Nanotribological Studies of Dendrimer-Mediated Metallic Thin Films

X. Li, G.Wei, M. Curry, J. Zhang, S.C. Street, M.L. Weaver

Center of Materials for Information Technology, The University of Alabama, Box 870209, Tuscaloosa, AL 35487-0209
Recent studies on ultra-thin Au films on dendrimer-mediated substrates showed that the nanohardness of thin metal films is significantly increased by the presence of a dendrimer interlayer. This increase is attributed to the enhanced adhesion and modified growth mode of the dendrimer mediated Au films as well as the confined nature of the dendrimer interlayer itself. We have extended our MRSEC-enabled multidisciplinary research on the nanotribology of dendrimer-mediated metallic films to investigate the roles of different dendrimer interlayers on the tribomechanical response of reactive metallic films. Extensive nanotribological studies were conducted on 10 nm Ti and Al thin films deposited onto PAMAM dendrimer mediated Si wafers using direct current (DC) magnetron sputtering. Ramped load nanoscratch tests were performed using a Nano Indenter® II system. X-ray photoelectron spectroscopy (XPS) was employed to investigate the chemical interactions between the metal films, the interlayers, and the environment.

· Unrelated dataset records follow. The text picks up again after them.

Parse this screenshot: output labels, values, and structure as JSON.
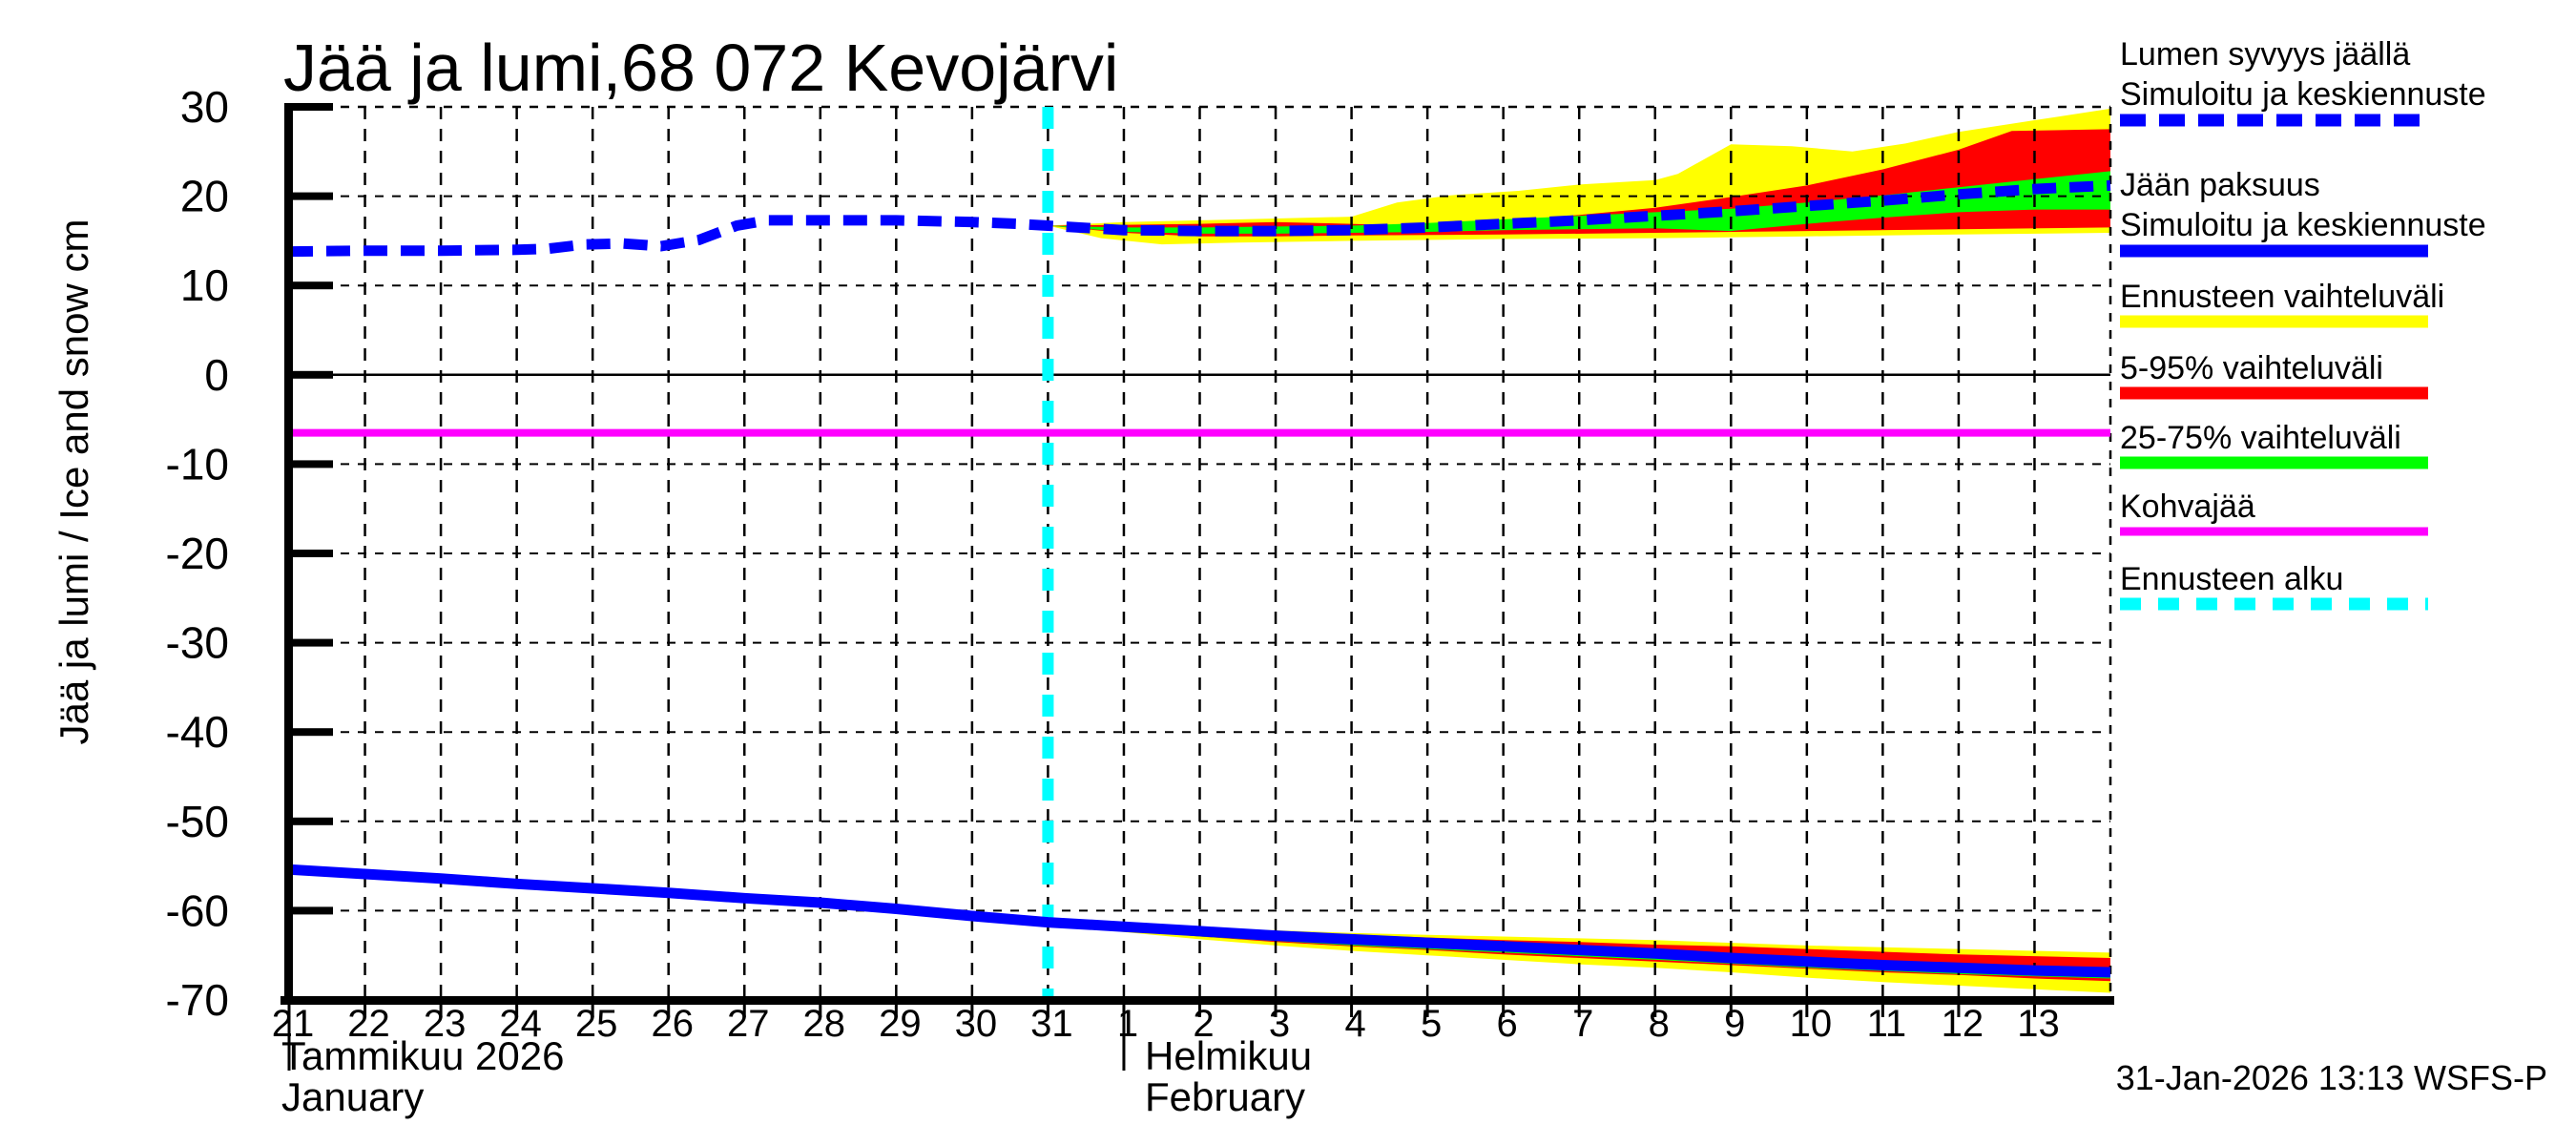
{
  "title": "Jää ja lumi,68 072 Kevojärvi",
  "footer": "31-Jan-2026 13:13 WSFS-P",
  "y_axis": {
    "label": "Jää ja lumi / Ice and snow   cm",
    "ticks": [
      30,
      20,
      10,
      0,
      -10,
      -20,
      -30,
      -40,
      -50,
      -60,
      -70
    ]
  },
  "x_axis": {
    "month_jan_fi": "Tammikuu 2026",
    "month_jan_en": "January",
    "month_feb_fi": "Helmikuu",
    "month_feb_en": "February",
    "jan_days": [
      "21",
      "22",
      "23",
      "24",
      "25",
      "26",
      "27",
      "28",
      "29",
      "30",
      "31"
    ],
    "feb_days": [
      "1",
      "2",
      "3",
      "4",
      "5",
      "6",
      "7",
      "8",
      "9",
      "10",
      "11",
      "12",
      "13"
    ]
  },
  "colors": {
    "median": "#0000ff",
    "range_forecast": "#ffff00",
    "range_5_95": "#ff0000",
    "range_25_75": "#00ff00",
    "kohvajaa": "#ff00ff",
    "forecast_start": "#00ffff",
    "axis": "#000000"
  },
  "legend": [
    {
      "lines": [
        "Lumen syvyys jäällä",
        "Simuloitu ja keskiennuste"
      ],
      "swatch": "dashed-blue"
    },
    {
      "lines": [
        "Jään paksuus",
        "Simuloitu ja keskiennuste"
      ],
      "swatch": "solid-blue"
    },
    {
      "lines": [
        "Ennusteen vaihteluväli"
      ],
      "swatch": "solid-yellow"
    },
    {
      "lines": [
        "5-95% vaihteluväli"
      ],
      "swatch": "solid-red"
    },
    {
      "lines": [
        "25-75% vaihteluväli"
      ],
      "swatch": "solid-green"
    },
    {
      "lines": [
        "Kohvajää"
      ],
      "swatch": "solid-magenta"
    },
    {
      "lines": [
        "Ennusteen alku"
      ],
      "swatch": "dashed-cyan"
    }
  ],
  "chart_data": {
    "type": "line",
    "title": "Jää ja lumi,68 072 Kevojärvi",
    "ylabel": "Jää ja lumi / Ice and snow (cm)",
    "x_unit": "days since 2026-01-21",
    "x_range": [
      0,
      24
    ],
    "ylim": [
      -70,
      30
    ],
    "grid": true,
    "legend_position": "right",
    "forecast_start_day": 10,
    "kohvajaa_cm": -6.5,
    "series": [
      {
        "name": "snow_depth_on_ice_median",
        "points": [
          [
            0,
            13.8
          ],
          [
            1,
            13.9
          ],
          [
            2,
            13.9
          ],
          [
            3,
            14.0
          ],
          [
            3.4,
            14.1
          ],
          [
            3.9,
            14.6
          ],
          [
            4.4,
            14.7
          ],
          [
            4.9,
            14.4
          ],
          [
            5.4,
            15.1
          ],
          [
            5.9,
            16.7
          ],
          [
            6.3,
            17.3
          ],
          [
            7,
            17.3
          ],
          [
            8,
            17.3
          ],
          [
            9,
            17.1
          ],
          [
            9.6,
            16.9
          ],
          [
            10,
            16.7
          ],
          [
            11,
            16.2
          ],
          [
            12,
            16.1
          ],
          [
            13,
            16.1
          ],
          [
            14,
            16.2
          ],
          [
            15,
            16.5
          ],
          [
            16,
            16.9
          ],
          [
            17,
            17.3
          ],
          [
            18,
            17.8
          ],
          [
            19,
            18.3
          ],
          [
            20,
            18.9
          ],
          [
            21,
            19.5
          ],
          [
            22,
            20.2
          ],
          [
            23,
            20.8
          ],
          [
            24,
            21.2
          ]
        ]
      },
      {
        "name": "ice_thickness_median",
        "points": [
          [
            0,
            -55.4
          ],
          [
            1,
            -55.9
          ],
          [
            2,
            -56.4
          ],
          [
            3,
            -57.0
          ],
          [
            4,
            -57.5
          ],
          [
            5,
            -58.0
          ],
          [
            6,
            -58.6
          ],
          [
            7,
            -59.1
          ],
          [
            8,
            -59.8
          ],
          [
            9,
            -60.6
          ],
          [
            10,
            -61.3
          ],
          [
            11,
            -61.8
          ],
          [
            12,
            -62.3
          ],
          [
            13,
            -62.8
          ],
          [
            14,
            -63.2
          ],
          [
            15,
            -63.6
          ],
          [
            16,
            -64.0
          ],
          [
            17,
            -64.4
          ],
          [
            18,
            -64.8
          ],
          [
            19,
            -65.3
          ],
          [
            20,
            -65.7
          ],
          [
            21,
            -66.1
          ],
          [
            22,
            -66.4
          ],
          [
            23,
            -66.7
          ],
          [
            24,
            -66.9
          ]
        ]
      },
      {
        "name": "kohvajaa",
        "points": [
          [
            0,
            -6.5
          ],
          [
            24,
            -6.5
          ]
        ]
      }
    ],
    "bands": [
      {
        "name": "snow-range-forecast",
        "color_key": "range_forecast",
        "hi": [
          [
            10,
            16.7
          ],
          [
            11,
            17.1
          ],
          [
            12,
            17.3
          ],
          [
            13,
            17.5
          ],
          [
            14,
            17.7
          ],
          [
            14.6,
            19.3
          ],
          [
            15.3,
            20.1
          ],
          [
            16.2,
            20.6
          ],
          [
            17,
            21.3
          ],
          [
            18,
            21.8
          ],
          [
            18.3,
            22.5
          ],
          [
            19,
            25.8
          ],
          [
            19.8,
            25.6
          ],
          [
            20.6,
            25.0
          ],
          [
            21.3,
            25.9
          ],
          [
            22,
            27.2
          ],
          [
            23,
            28.5
          ],
          [
            24,
            29.8
          ]
        ],
        "lo": [
          [
            10,
            16.7
          ],
          [
            10.7,
            15.3
          ],
          [
            11.5,
            14.6
          ],
          [
            12.5,
            14.8
          ],
          [
            14,
            15.0
          ],
          [
            16,
            15.2
          ],
          [
            18,
            15.3
          ],
          [
            20,
            15.5
          ],
          [
            22,
            15.7
          ],
          [
            24,
            15.9
          ]
        ]
      },
      {
        "name": "snow-range-5-95",
        "color_key": "range_5_95",
        "hi": [
          [
            10,
            16.7
          ],
          [
            11,
            16.8
          ],
          [
            12,
            16.9
          ],
          [
            13,
            17.1
          ],
          [
            14,
            16.9
          ],
          [
            15,
            16.6
          ],
          [
            16,
            17.2
          ],
          [
            17,
            17.9
          ],
          [
            18,
            18.7
          ],
          [
            19,
            19.9
          ],
          [
            20,
            21.2
          ],
          [
            21,
            23.0
          ],
          [
            22,
            25.2
          ],
          [
            22.7,
            27.3
          ],
          [
            24,
            27.5
          ]
        ],
        "lo": [
          [
            10,
            16.7
          ],
          [
            11,
            15.9
          ],
          [
            12,
            15.5
          ],
          [
            13,
            15.5
          ],
          [
            14,
            15.6
          ],
          [
            16,
            15.7
          ],
          [
            18,
            15.9
          ],
          [
            20,
            16.1
          ],
          [
            22,
            16.3
          ],
          [
            24,
            16.5
          ]
        ]
      },
      {
        "name": "snow-range-25-75",
        "color_key": "range_25_75",
        "hi": [
          [
            10,
            16.7
          ],
          [
            11,
            16.5
          ],
          [
            12,
            16.5
          ],
          [
            13,
            16.6
          ],
          [
            14,
            16.7
          ],
          [
            15,
            17.0
          ],
          [
            16,
            17.4
          ],
          [
            17,
            17.8
          ],
          [
            18,
            18.2
          ],
          [
            19,
            18.6
          ],
          [
            20,
            19.3
          ],
          [
            21,
            20.1
          ],
          [
            22,
            21.0
          ],
          [
            23,
            21.9
          ],
          [
            24,
            22.8
          ]
        ],
        "lo": [
          [
            10,
            16.7
          ],
          [
            11,
            16.0
          ],
          [
            12,
            15.8
          ],
          [
            13,
            15.8
          ],
          [
            14,
            15.9
          ],
          [
            15,
            16.0
          ],
          [
            16,
            16.2
          ],
          [
            17,
            16.3
          ],
          [
            18,
            16.4
          ],
          [
            19,
            16.1
          ],
          [
            20,
            16.9
          ],
          [
            21,
            17.6
          ],
          [
            22,
            18.2
          ],
          [
            23,
            18.5
          ],
          [
            24,
            18.5
          ]
        ]
      },
      {
        "name": "ice-range-forecast",
        "color_key": "range_forecast",
        "hi": [
          [
            10,
            -61.3
          ],
          [
            11,
            -61.6
          ],
          [
            12,
            -61.9
          ],
          [
            13,
            -62.2
          ],
          [
            14,
            -62.5
          ],
          [
            15,
            -62.7
          ],
          [
            16,
            -62.9
          ],
          [
            17,
            -63.1
          ],
          [
            18,
            -63.3
          ],
          [
            19,
            -63.6
          ],
          [
            20,
            -63.9
          ],
          [
            21,
            -64.1
          ],
          [
            22,
            -64.3
          ],
          [
            23,
            -64.5
          ],
          [
            24,
            -64.7
          ]
        ],
        "lo": [
          [
            10,
            -61.3
          ],
          [
            11,
            -62.4
          ],
          [
            12,
            -63.2
          ],
          [
            13,
            -63.9
          ],
          [
            14,
            -64.5
          ],
          [
            15,
            -65.0
          ],
          [
            16,
            -65.5
          ],
          [
            17,
            -66.0
          ],
          [
            18,
            -66.4
          ],
          [
            19,
            -66.9
          ],
          [
            20,
            -67.5
          ],
          [
            21,
            -68.0
          ],
          [
            22,
            -68.4
          ],
          [
            23,
            -68.8
          ],
          [
            24,
            -69.2
          ]
        ]
      },
      {
        "name": "ice-range-5-95",
        "color_key": "range_5_95",
        "hi": [
          [
            10,
            -61.3
          ],
          [
            11,
            -61.7
          ],
          [
            12,
            -62.1
          ],
          [
            13,
            -62.4
          ],
          [
            14,
            -62.7
          ],
          [
            15,
            -63.0
          ],
          [
            16,
            -63.3
          ],
          [
            17,
            -63.5
          ],
          [
            18,
            -63.8
          ],
          [
            19,
            -64.0
          ],
          [
            20,
            -64.3
          ],
          [
            21,
            -64.6
          ],
          [
            22,
            -64.9
          ],
          [
            23,
            -65.1
          ],
          [
            24,
            -65.3
          ]
        ],
        "lo": [
          [
            10,
            -61.3
          ],
          [
            11,
            -62.2
          ],
          [
            12,
            -62.9
          ],
          [
            13,
            -63.5
          ],
          [
            14,
            -64.0
          ],
          [
            15,
            -64.4
          ],
          [
            16,
            -64.9
          ],
          [
            17,
            -65.3
          ],
          [
            18,
            -65.7
          ],
          [
            19,
            -66.1
          ],
          [
            20,
            -66.5
          ],
          [
            21,
            -66.9
          ],
          [
            22,
            -67.2
          ],
          [
            23,
            -67.6
          ],
          [
            24,
            -67.9
          ]
        ]
      },
      {
        "name": "ice-range-25-75",
        "color_key": "range_25_75",
        "hi": [
          [
            10,
            -61.3
          ],
          [
            12,
            -61.9
          ],
          [
            14,
            -62.8
          ],
          [
            16,
            -63.6
          ],
          [
            18,
            -64.4
          ],
          [
            20,
            -65.2
          ],
          [
            22,
            -65.9
          ],
          [
            24,
            -66.4
          ]
        ],
        "lo": [
          [
            10,
            -61.3
          ],
          [
            12,
            -62.9
          ],
          [
            14,
            -63.9
          ],
          [
            16,
            -64.7
          ],
          [
            18,
            -65.5
          ],
          [
            20,
            -66.4
          ],
          [
            22,
            -67.1
          ],
          [
            24,
            -67.6
          ]
        ]
      }
    ]
  }
}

In agreement with our prior investigations, the nanoscratch surface and friction coefficient profiles for the thin films indicate that the scratch critical load is increased by the presence of dendrimer interlayer; that is the scratch load bearing capacity is improved. This increase is attributed to the formation of a mixed nanocomposite region and increased interfacial adhesion in the dendrimer-mediated films. Critical load improvement is also related to the generation (size) of the dendrimer. The effect is more pronounced for the thicker G8 dendrimer than for the G4 dendrimer interlayer (see Figure 1, below). It is speculated that this difference is related to the relative volume fractions of dendrimer, metal and nanocomposite in each system.